Twice he has been dropped. Ruiter was back in for Bolton and while he commanded his area with more authority he should have done better with Sammy Ameobi’s opening goal.

Ruiter has made seven appearances, Steele 11. Grayson’s tinkering didn’t help an already poor defence. Sunderland needed continuity.

Simon Grayson.

Simon Grayson.

Failing to sort out Sunderland’s defence:

Sunderland have shipped 30 goals, averaging two a game. A shocking stat.

Scoring goals hasn’t been a problem but keeping them out has, Sunderland have looked unorganised with a distinct lack of shape and leadership. They have been neither well drilled or effective.

The four defenders that started against Bolton are all full international players. Grayson was right to say the players should take more responsibility but he will look back on his time knowing his failure to tackle Sunderland’s defensive frailties was a key factor in his departure.

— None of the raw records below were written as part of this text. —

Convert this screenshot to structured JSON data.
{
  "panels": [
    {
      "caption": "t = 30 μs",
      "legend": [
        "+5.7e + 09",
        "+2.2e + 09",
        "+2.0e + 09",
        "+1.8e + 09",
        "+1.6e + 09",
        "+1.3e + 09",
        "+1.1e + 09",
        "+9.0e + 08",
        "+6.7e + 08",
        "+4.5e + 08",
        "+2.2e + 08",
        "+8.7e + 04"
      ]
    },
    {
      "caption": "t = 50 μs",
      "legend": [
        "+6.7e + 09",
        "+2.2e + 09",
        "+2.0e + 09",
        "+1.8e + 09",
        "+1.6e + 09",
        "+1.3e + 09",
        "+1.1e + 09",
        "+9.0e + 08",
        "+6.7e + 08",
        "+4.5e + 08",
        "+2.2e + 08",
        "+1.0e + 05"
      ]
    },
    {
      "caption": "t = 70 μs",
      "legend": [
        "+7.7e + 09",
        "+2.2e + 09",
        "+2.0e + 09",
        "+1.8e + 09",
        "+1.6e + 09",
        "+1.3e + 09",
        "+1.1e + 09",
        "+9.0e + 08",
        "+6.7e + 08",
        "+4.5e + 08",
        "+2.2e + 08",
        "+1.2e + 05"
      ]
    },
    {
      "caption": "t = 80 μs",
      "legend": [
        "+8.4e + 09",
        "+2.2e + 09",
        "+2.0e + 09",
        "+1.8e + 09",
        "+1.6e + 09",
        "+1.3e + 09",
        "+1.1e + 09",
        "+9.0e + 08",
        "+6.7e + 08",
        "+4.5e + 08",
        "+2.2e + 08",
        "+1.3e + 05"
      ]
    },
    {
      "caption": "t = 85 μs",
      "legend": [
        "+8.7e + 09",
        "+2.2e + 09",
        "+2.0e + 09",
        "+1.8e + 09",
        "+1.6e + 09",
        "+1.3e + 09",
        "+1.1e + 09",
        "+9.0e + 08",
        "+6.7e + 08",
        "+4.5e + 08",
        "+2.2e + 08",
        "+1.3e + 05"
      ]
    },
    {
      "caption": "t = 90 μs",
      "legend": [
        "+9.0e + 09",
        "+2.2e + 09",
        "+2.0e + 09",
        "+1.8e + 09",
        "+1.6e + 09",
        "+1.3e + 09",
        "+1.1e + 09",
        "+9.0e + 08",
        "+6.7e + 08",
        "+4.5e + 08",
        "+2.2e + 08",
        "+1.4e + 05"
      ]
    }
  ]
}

Jonny Williams in action for Sunderland.

Jonny Williams in action for Sunderland.

Constant tweaking:

A theme under Grayson. He will rightly point to injury and illness for some enforced changes but there have been plenty of other occasions when changes were made for the sake of making a change in the hope it would inspire a victory. At the back for example, John O’Shea, Lamine Kone, Tyias Browning, Marc Wilson and Billy Jones have all played centre half.

Good sides are based on a good defence. Sunderland are neither but the amount of changes, restricting the chance to form partnerships, hasn’t helped. A settled back line is key.

Persisting with players not performing:

Lamine Kone. Lee Cattermole. Didier Ndong. Jason Steele. There are more.

All players that at various times during Grayson’s short tenure in charge were not performing and should have been dropped earlier than they were for the good of the team.

Didier Ndong takes on the Bolton midfield.

Didier Ndong takes on the Bolton midfield.

Failing to settle on a style that suited the players:

What was Sunderland’s style of play under Grayson? It is a hard one to identify. Too many long balls punted aimlessly forward towards Lewis Grabban in the hope he would create a piece of magic.

The three goals against Bolton were all well worked but Sunderland haven’t played to their obvious attacking strengths enough. The formation and system tweaked, often mid-match, led to confusion.

There was also questions marks throughout over his substitutions and the timing of them.